With the advance of new technologies and investment possibilities, the statistical or machine learning methods, once reserved exclusively to the professional financial institutions, can be also beneficial to the amateur investors.
The method of support vector machines as an alternative to the conservative logistic regression models was studied and its performance compared on the real credit data sets. Especially in combination with the non-linear kernel, SVM proved itself as a competitive approach and provided a slight edge on top of the logistic regression model.
The cost for this is much higher computational time, which was needed for the finding of the optimal parameters of the kernel function in particular. The process of model development was time consuming, as well. Partly because of the necessity to study the subject thoroughly, since SVM is not as notorious method as LR. Partly because of lower support of support vector machines in the environment I chose for my models’ development.
The extra performance brought by the support vector machines can not be considered as an argument for replacing the well established logistic regression. The professional institutions are bound by the strict regulatory rules and the extra performance is not high enough to outweigh the potential model risk: there is simply not enough incentive for regulators and traditional institutions to replace a model that worked so well for decades.
Since the amateur investors and private funds are not bound by the regulatory rules, my results could indicate that SVM may be an interesting alternative for them. Nevertheless, as the background research from the cited scientific papers shows, support vector machines’ performance tend to be less stable and reliable in general. While it performs well on some data sets (as in my case), it gets beaten by the logistic regression on average. 
There are other arguments against the real-life application of the support vector machines in credit scoring. The massively cited comparison paper of Baesens et al. from 2013 clearly shows that individual classifiers (where LR along with SVM belong to) have reached their performance limits years ago and are no longer at the center of attention of the researchers. Baesens’ team goes even further, when they recommend to stop using logistic regression as an etalon in the future scientific research and replace it by the new generation of algorithms (namely Random Forests).
One can therefore argue, that private subjects will tend to adopt the current state-of-the art classifications algorithms. Some of them were briefly discussed in the Chapter 4 as the potentially interesting topics for further research.
Other, more serious argument against SVM, comes out from the fact that it is very hard to use it as a standalone method. Despite a serious effort, I was not able to implement a reliable feature selection process according to the techniques recommended in the literature (which were summarized in Section Feature selection). Eventually, I had to divert to the alternative approach, using the rigorous statistical tests in connection with the logistic regression, to select the most statistically significant explanatory variables to build the model. More importantly, this is the only method explicitly mentioned in the literature available to me, to quantify the effect of each variable in support vector machines model. This disadvantage is slightly balanced by the fact, that SVM tend to perform better in the form of the unrestricted model.
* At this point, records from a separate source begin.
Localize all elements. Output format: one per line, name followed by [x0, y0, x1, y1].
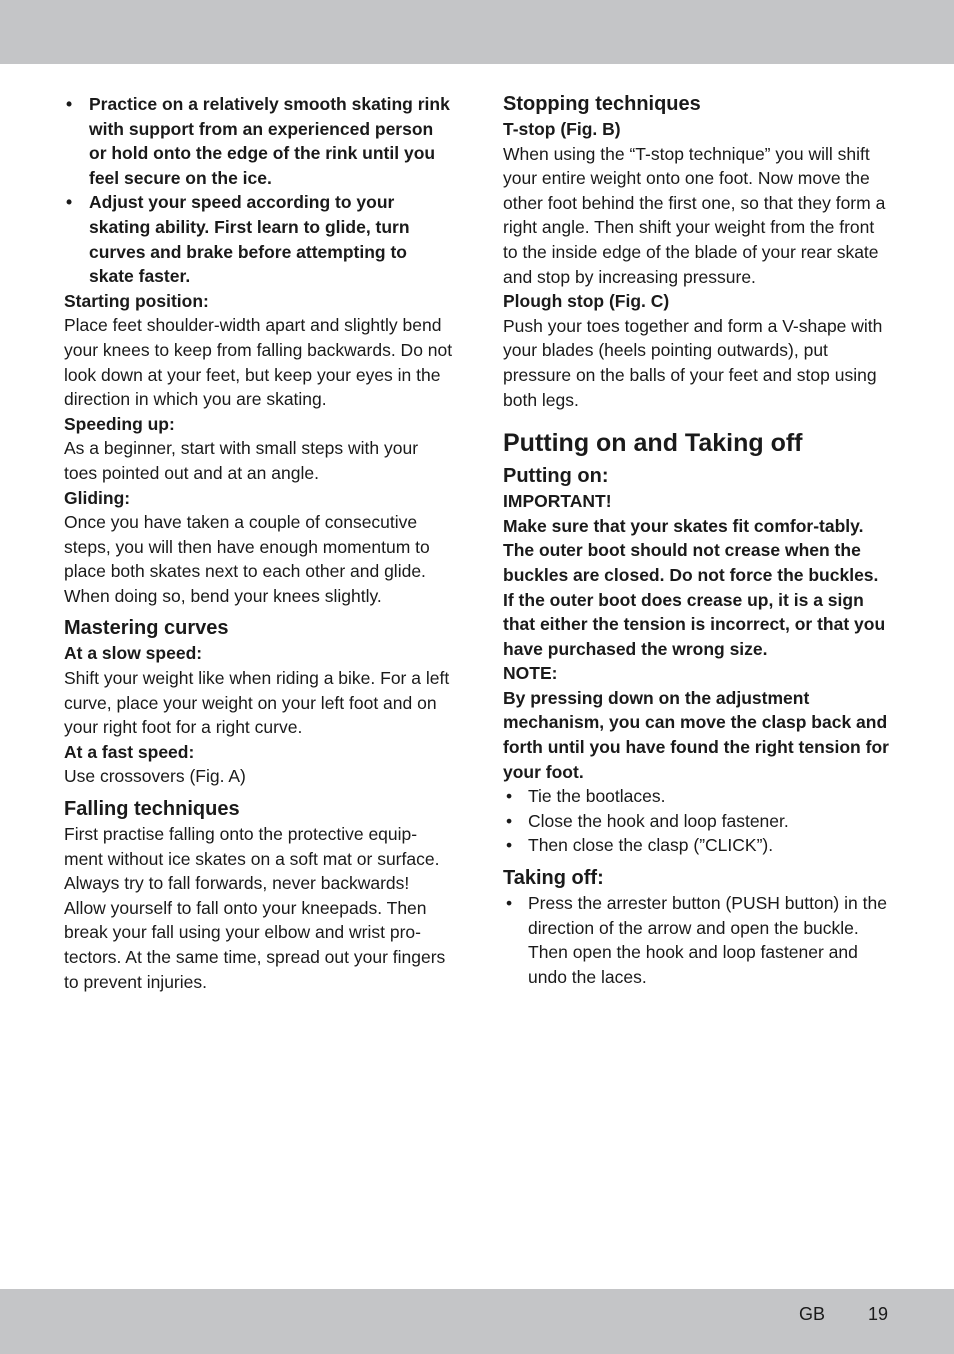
list-item	[64, 190, 454, 288]
bullet-text: Practice on a relatively smooth skating rink with support from an experienced person or hold onto the edge of the rink until you feel secure on the ice.	[89, 94, 450, 188]
plough-stop-heading: Plough stop (Fig. C)	[503, 291, 670, 312]
bullet-icon: •	[66, 94, 73, 114]
starting-position-text: Place feet shoulder-width apart and slightly bend your knees to keep from falling backwards. Do not look down at your feet, but keep your eyes in the direction in which you are skating.	[64, 315, 453, 410]
note-text: By pressing down on the adjustment mechanism, you can move the clasp back and forth until you have found the right tension for your foot.	[503, 687, 889, 782]
gliding-heading: Gliding:	[64, 487, 131, 508]
bullet-icon: •	[506, 835, 513, 856]
putting-on-title: Putting on:	[503, 465, 609, 488]
important-label: IMPORTANT!	[503, 491, 612, 512]
page-number: 19	[868, 1304, 889, 1324]
t-stop-text: When using the “T-stop technique” you will shift your entire weight onto one foot. Now move the other foot behind the first one, so that they form a right angle. Then shift your weight from the front to the inside edge of the blade of your rear skate and stop by increasing pressure.	[503, 143, 886, 287]
speeding-up-text: As a beginner, start with small steps with your toes pointed out and at an angle.	[64, 438, 419, 483]
gliding-text: Once you have taken a couple of consecutive steps, you will then have enough momentum to place both skates next to each other and glide. When doing so, bend your knees slightly.	[64, 512, 430, 606]
list-item	[503, 891, 889, 989]
mastering-curves-title: Mastering curves	[64, 617, 229, 640]
safety-bullet-list	[64, 92, 454, 289]
step-text: Press the arrester button (PUSH button) in the direction of the arrow and open the buckle. Then open the hook and loop fastener and undo the laces.	[528, 893, 887, 987]
list-item	[503, 833, 889, 858]
step-text: Close the hook and loop fastener.	[528, 810, 789, 831]
falling-techniques-title: Falling techniques	[64, 798, 240, 821]
taking-off-title: Taking off:	[503, 867, 604, 890]
starting-position-heading: Starting position:	[64, 290, 209, 311]
taking-off-steps-list	[503, 891, 889, 989]
bullet-text: Adjust your speed according to your skating ability. First learn to glide, turn curves and brake before attempting to skate faster.	[89, 192, 410, 287]
right-column	[503, 92, 889, 989]
slow-speed-text: Shift your weight like when riding a bike. For a left curve, place your weight on your left foot and on your right foot for a right curve.	[64, 668, 450, 738]
bullet-icon: •	[506, 786, 513, 807]
bullet-icon: •	[66, 192, 73, 213]
putting-on-taking-off-title: Putting on and Taking off	[503, 429, 803, 458]
list-item	[503, 809, 889, 834]
speeding-up-heading: Speeding up:	[64, 413, 175, 434]
fast-speed-heading: At a fast speed:	[64, 741, 195, 762]
bullet-icon: •	[506, 893, 513, 914]
falling-techniques-text: First practise falling onto the protective equip-ment without ice skates on a soft mat or surface. Always try to fall forwards, never backwards! Allow yourself to fall onto your kneepads. Then break your fall using your elbow and wrist pro-tectors. At the same time, spread out your fingers to prevent injuries.	[64, 824, 446, 992]
fast-speed-text: Use crossovers (Fig. A)	[64, 766, 246, 787]
bullet-icon: •	[506, 810, 513, 831]
footer-language-code: GB	[799, 1304, 826, 1324]
note-label: NOTE:	[503, 663, 558, 684]
step-text: Tie the bootlaces.	[528, 786, 666, 807]
plough-stop-text: Push your toes together and form a V-shape with your blades (heels pointing outwards), put pressure on the balls of your feet and stop using both legs.	[503, 315, 883, 410]
left-column	[64, 92, 454, 994]
putting-on-steps-list	[503, 784, 889, 858]
t-stop-heading: T-stop (Fig. B)	[503, 119, 621, 139]
list-item	[503, 784, 889, 809]
list-item	[64, 92, 454, 190]
header-band	[0, 0, 954, 64]
step-text: Then close the clasp (”CLICK”).	[528, 835, 774, 856]
slow-speed-heading: At a slow speed:	[64, 643, 203, 664]
stopping-techniques-title: Stopping techniques	[503, 93, 701, 115]
important-text: Make sure that your skates fit comfor-tably. The outer boot should not crease when the buckles are closed. Do not force the buckles. If the outer boot does crease up, it is a sign that either the tension is incorrect, or that you have purchased the wrong size.	[503, 515, 886, 659]
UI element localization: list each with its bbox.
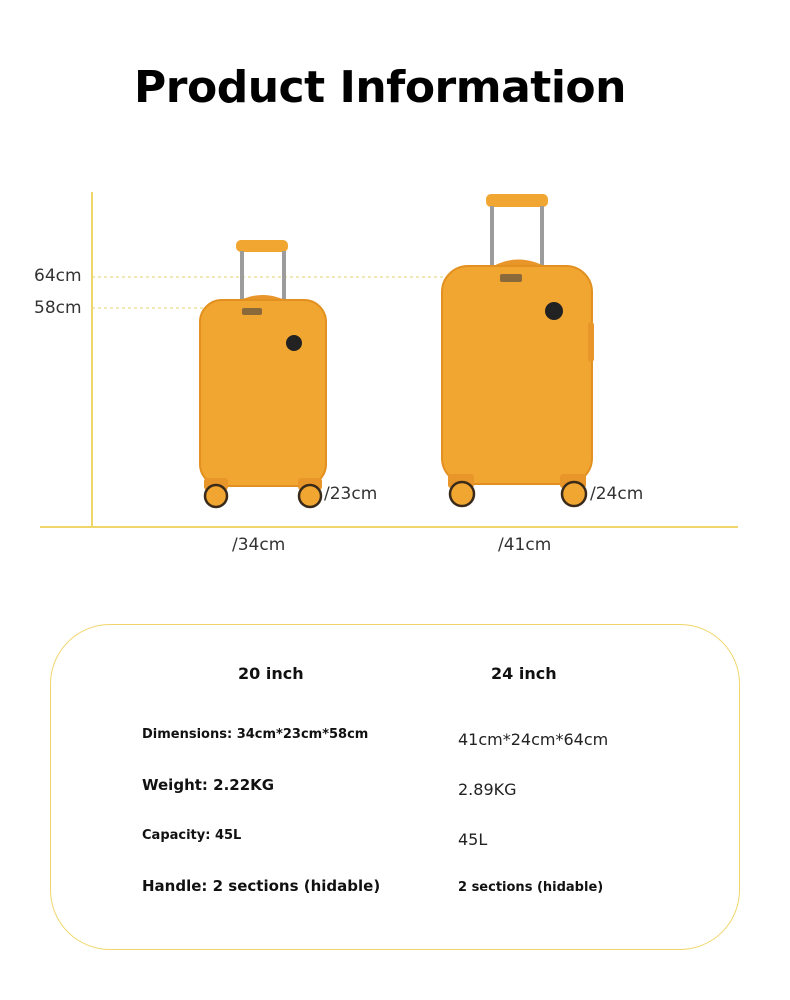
height-label-58cm: 58cm [34,298,82,318]
suitcase-20-inch [200,240,326,507]
spec-weight-24: 2.89KG [458,780,517,799]
width-label-large: /41cm [498,535,552,555]
width-label-small: /34cm [232,535,286,555]
spec-capacity-20: Capacity: 45L [142,828,242,843]
spec-dimensions-24: 41cm*24cm*64cm [458,730,609,749]
spec-handle-20: Handle: 2 sections (hidable) [142,877,381,895]
depth-label-large: /24cm [590,484,644,504]
col-header-24-inch: 24 inch [491,664,557,683]
depth-label-small: /23cm [324,484,378,504]
page-title: Product Information [134,62,626,113]
height-label-64cm: 64cm [34,266,82,286]
col-header-20-inch: 20 inch [238,664,304,683]
spec-capacity-24: 45L [458,830,488,849]
spec-dimensions-20: Dimensions: 34cm*23cm*58cm [142,727,369,742]
spec-handle-24: 2 sections (hidable) [458,880,604,895]
spec-weight-20: Weight: 2.22KG [142,776,275,794]
suitcase-24-inch [442,194,594,506]
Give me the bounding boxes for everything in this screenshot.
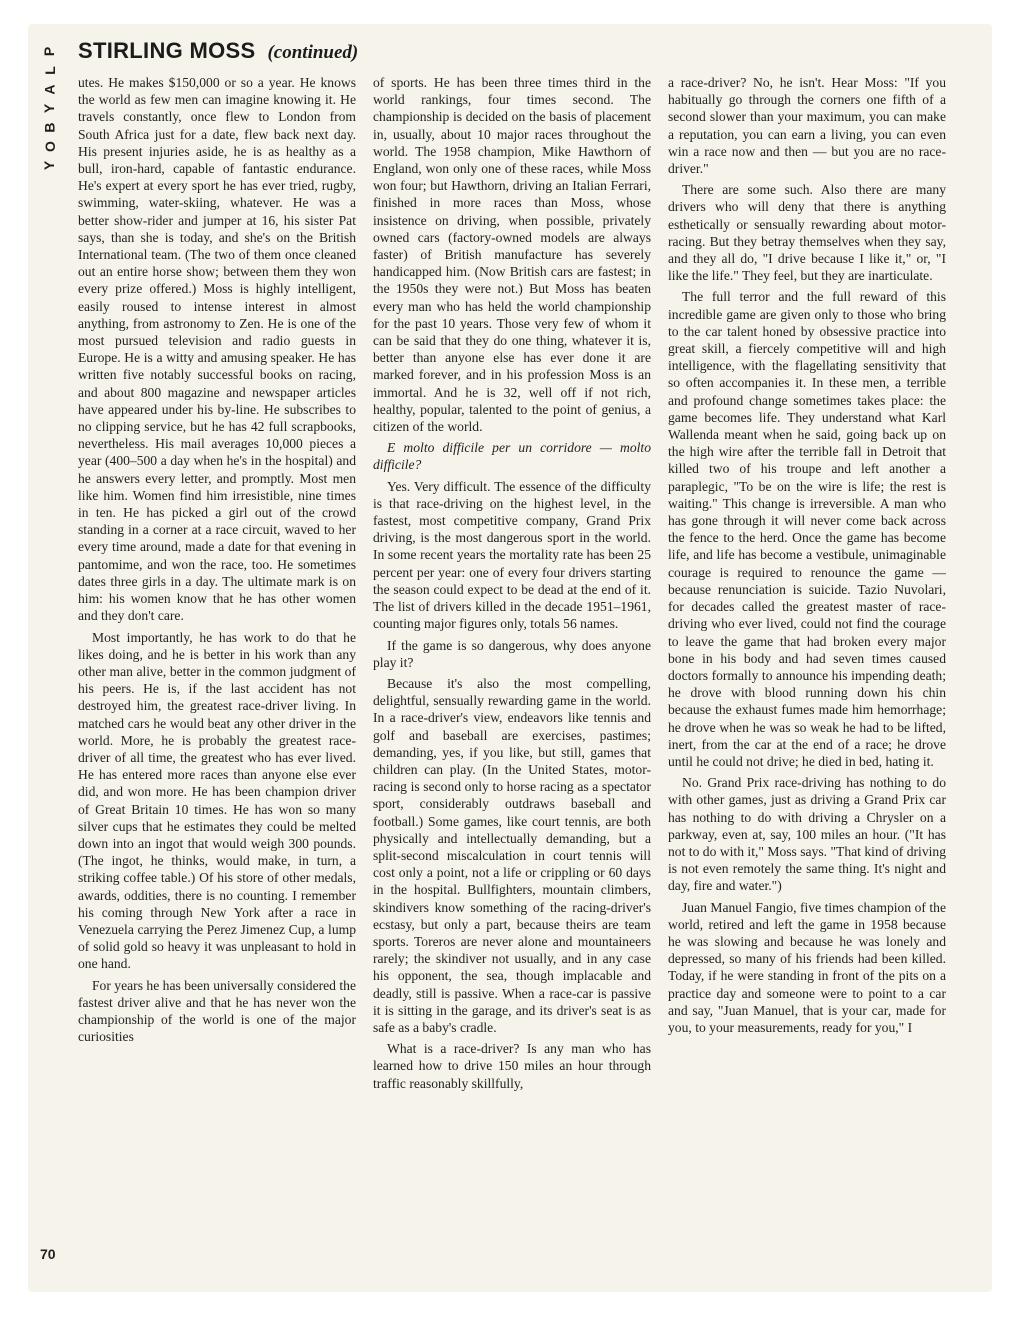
paragraph: a race-driver? No, he isn't. Hear Moss: "If you habitually go through the corners one fifth of a second slower than your maximum, you can make a reputation, you can earn a living, you can even win a race now and then — but you are no race-driver." [668, 75, 946, 177]
article-title: STIRLING MOSS [78, 38, 256, 63]
paragraph: For years he has been universally considered the fastest driver alive and that he has never won the championship of the world is one of the major curiosities [78, 977, 356, 1045]
playboy-masthead [40, 42, 60, 175]
masthead-letter-4: Y [41, 103, 58, 114]
continued-label: (continued) [267, 42, 359, 63]
masthead-letter-6: O [41, 141, 58, 152]
text-column-2 [373, 74, 651, 1274]
text-column-1 [78, 74, 356, 1254]
paragraph: Most importantly, he has work to do that he likes doing, and he is better in his work than any other man alive, better in the common judgment of his peers. He is, if the last accident has not destroyed him, the greatest race-driver living. In matched cars he would beat any other driver in the world. More, he is probably the greatest race-driver of all time, the greatest who has ever lived. He has entered more races than anyone else ever did, and won more. He has been champion driver of Great Britain 10 times. He has won so many silver cups that he estimates they could be melted down into an ingot that would weigh 300 pounds. (The ingot, he thinks, would make, in turn, a striking coffee table.) Of his store of other medals, awards, oddities, there is no counting. I remember his coming through New York after a race in Venezuela carrying the Perez Jimenez Cup, a lump of solid gold so heavy it was unpleasant to hold in one hand. [78, 629, 356, 972]
paragraph: What is a race-driver? Is any man who has learned how to drive 150 miles an hour through traffic reasonably skillfully, [373, 1041, 651, 1091]
paragraph: No. Grand Prix race-driving has nothing to do with other games, just as driving a Grand Prix car has nothing to do with driving a Chrysler on a parkway, even at, say, 100 miles an hour. ("It has not to do with it," Moss says. "That kind of driving is not even remotely the same thing. It's night and day, fire and water.") [668, 775, 946, 894]
paragraph: Yes. Very difficult. The essence of the difficulty is that race-driving on the highest level, in the fastest, most competitive company, Grand Prix driving, is the most dangerous sport in the world. In some recent years the mortality rate has been 25 percent per year: one of every four drivers starting the season could expect to be dead at the end of it. The list of drivers killed in the decade 1951–1961, counting major figures only, totals 56 names. [373, 478, 651, 632]
masthead-letter-1: P [41, 46, 58, 57]
paragraph: Because it's also the most compelling, delightful, sensually rewarding game in the world. In a race-driver's view, endeavors like tennis and golf and baseball are exercises, pastimes; demanding, yes, if you like, but still, games that children can play. (In the United States, motor-racing is second only to horse racing as a spectator sport, considerably outdraws baseball and football.) Some games, like court tennis, are both physically and intellectually demanding, but a split-second miscalculation in court tennis will cost only a point, not a life or crippling or 60 days in the hospital. Bullfighters, mountain climbers, skindivers know something of the racing-driver's ecstasy, but only a part, because theirs are team sports. Toreros are never alone and mountaineers rarely; the skindiver not usually, and in any case his opponent, the sea, though implacable and deadly, still is passive. When a race-car is passive it is sitting in the garage, and its driver's seat is as safe as a baby's cradle. [373, 675, 651, 1035]
masthead-letter-7: Y [41, 160, 58, 171]
paragraph: There are some such. Also there are many drivers who will deny that there is anything esthetically or sensually rewarding about motor-racing. But they betray themselves when they say, and they all do, "I drive because I like it," or, "I like the life." They feel, but they are inarticulate. [668, 182, 946, 284]
italic-question: E molto difficile per un corridore — molto difficile? [373, 440, 651, 473]
paragraph: If the game is so dangerous, why does anyone play it? [373, 637, 651, 670]
article-heading [78, 38, 358, 64]
page-number: 70 [40, 1246, 56, 1262]
masthead-letter-3: A [41, 84, 58, 95]
paragraph: Juan Manuel Fangio, five times champion of the world, retired and left the game in 1958 because he was slowing and because he was lonely and depressed, so many of his friends had been killed. Today, if he were standing in front of the pits on a practice day and someone were to point to a car and say, "Juan Manuel, that is your car, made for you, to your measurements, ready for you," I [668, 899, 946, 1035]
paragraph: The full terror and the full reward of this incredible game are given only to those who bring to the car talent honed by obsessive practice into great skill, a fiercely competitive will and high intelligence, with the flagellating sensitivity that so often accompanies it. In these men, a terrible and profound change sometimes takes place: the game becomes life. They understand what Karl Wallenda meant when he said, going back up on the high wire after the terrible fall in Detroit that killed two of his troupe and left another a paraplegic, "To be on the wire is life; the rest is waiting." This change is irreversible. A man who has gone through it will never come back across the fence to the herd. Once the game has become life, and life has become a vestibule, unimaginable courage is required to renounce the game — because renunciation is suicide. Tazio Nuvolari, for decades called the greatest master of race-driving who ever lived, could not find the courage to leave the game that had broken every major bone in his body and had seven times caused doctors formally to announce his impending death; he drove with blood running down his chin because the exhaust fumes made him hemorrhage; he drove when he was so weak he had to be lifted, inert, from the car at the end of a race; he drove until he could not drive; he died in bed, hating it. [668, 289, 946, 769]
magazine-page [28, 24, 992, 1292]
paragraph: of sports. He has been three times third in the world rankings, four times second. The championship is decided on the basis of placement in, usually, about 10 major races throughout the world. The 1958 champion, Mike Hawthorn of England, won only one of these races, while Moss won four; but Hawthorn, driving an Italian Ferrari, finished in more races than Moss, whose insistence on driving, when possible, privately owned cars (factory-owned models are always faster) of British manufacture has severely handicapped him. (Now British cars are fastest; in the 1950s they were not.) But Moss has beaten every man who has held the world championship for the past 10 years. Those very few of whom it can be said that they do one thing, whatever it is, better than anyone else has ever done it are marked forever, and in his profession Moss is an immortal. And he is 32, well off if not rich, healthy, popular, talented to the point of genius, a citizen of the world. [373, 75, 651, 435]
paragraph: utes. He makes $150,000 or so a year. He knows the world as few men can imagine knowing it. He travels constantly, once flew to London from South Africa just for a date, flew back next day. His present injuries aside, he is as healthy as a bull, iron-hard, capable of fantastic endurance. He's expert at every sport he has ever tried, rugby, swimming, water-skiing, whatever. He was a better show-rider and jumper at 16, his sister Pat says, than she is today, and she's on the British International team. (The two of them once cleaned out an entire horse show; between them they won every prize offered.) Moss is highly intelligent, easily roused to intense interest in almost anything, from astronomy to Zen. He is one of the most pursued television and radio guests in Europe. He is a witty and amusing speaker. He has written five notably successful books on racing, and about 800 magazine and newspaper articles have appeared under his by-line. He subscribes to no clipping service, but he has 42 full scrapbooks, nevertheless. His mail averages 10,000 pieces a year (400–500 a day when he's in the hospital) and he answers every letter, and promptly. Most men like him. Women find him irresistible, nine times in ten. He has picked a girl out of the crowd standing in a corner at a race circuit, waved to her every time around, made a date for that evening in pantomime, and won the race, too. He sometimes dates three girls in a day. The ultimate mark is on him: his women know that he has other women and they don't care. [78, 75, 356, 624]
masthead-letter-5: B [41, 122, 58, 133]
masthead-letter-2: L [41, 66, 58, 75]
text-column-3 [668, 74, 946, 1274]
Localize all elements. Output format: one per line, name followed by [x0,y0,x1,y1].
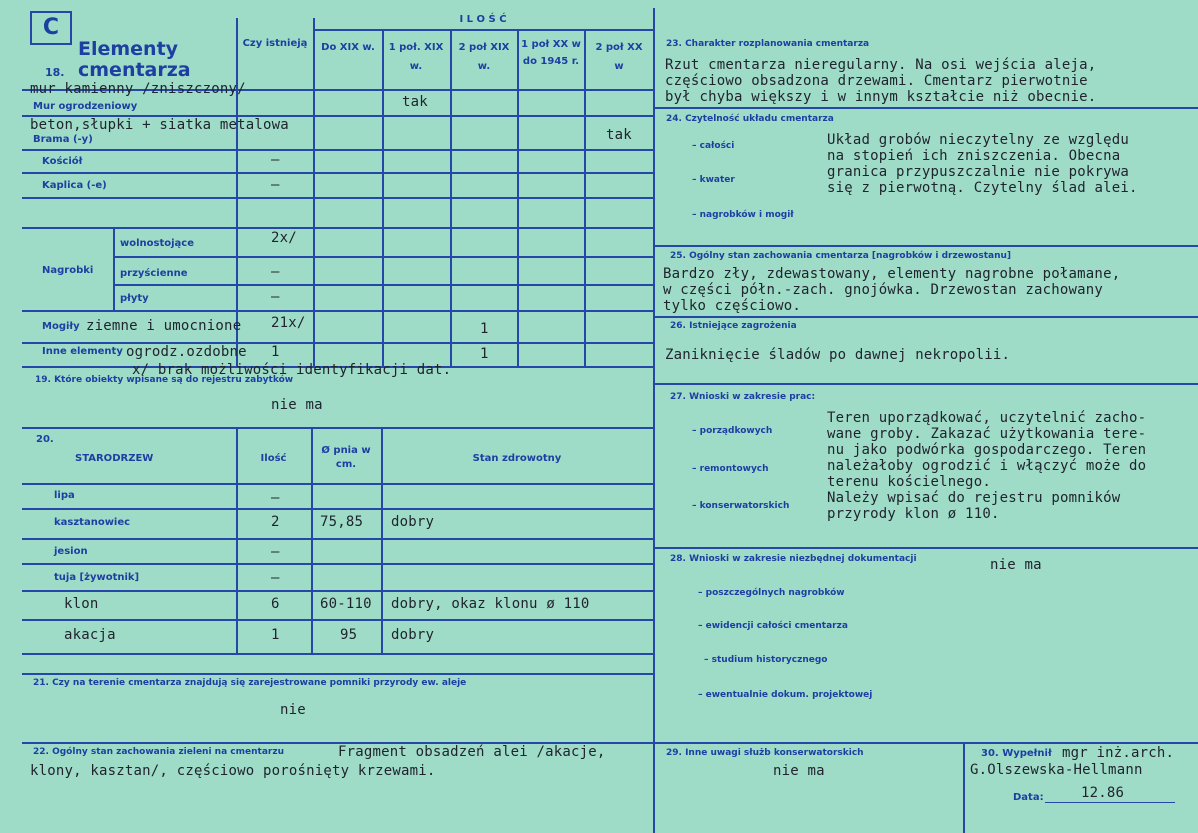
inne-col-value: 1 [480,346,489,362]
brama-label: Brama (-y) [33,134,93,145]
mogily-label: Mogiły [42,321,80,332]
grid-line [22,197,653,199]
section28-sub-2: – ewidencji całości cmentarza [698,621,848,631]
title-line-2: cmentarza [78,59,191,81]
section19-label: 19. Które obiekty wpisane są do rejestru zabytków [35,375,294,385]
date-value: 12.86 [1081,785,1125,801]
kosciol-label: Kościół [42,156,83,167]
przyscienne-label: przyścienne [120,268,188,279]
mur-col-value: tak [402,94,428,110]
section26-text: Zaniknięcie śladów po dawnej nekropolii. [665,347,1011,363]
kaplica-label: Kaplica (-e) [42,180,107,191]
section27-sub-1: – porządkowych [692,426,773,436]
tree-name: klon [64,596,99,612]
section27-text: Teren uporządkować, uczytelnić zacho- wane groby. Zakazać użytkowania tere- nu jako podwórka gospodarczego. Teren należałoby ogrodzić i włączyć może do terenu kościelnego. Należy wpisać do rejestru pomników przyrody klon ø 110. [827,410,1147,522]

Despite all the facts against it, support vector machines remain an important concept from the educational and theoretical point of view. They also formed a history of machine learning, as it was the first method which was able to compete with human in the recognition of the handwritten numbers and they inspired many subsequent research. Their use in credit scoring specifically is not, however, without problems and cannot be recommended in real applications, unless another major breakthrough further increases its performance or reliability.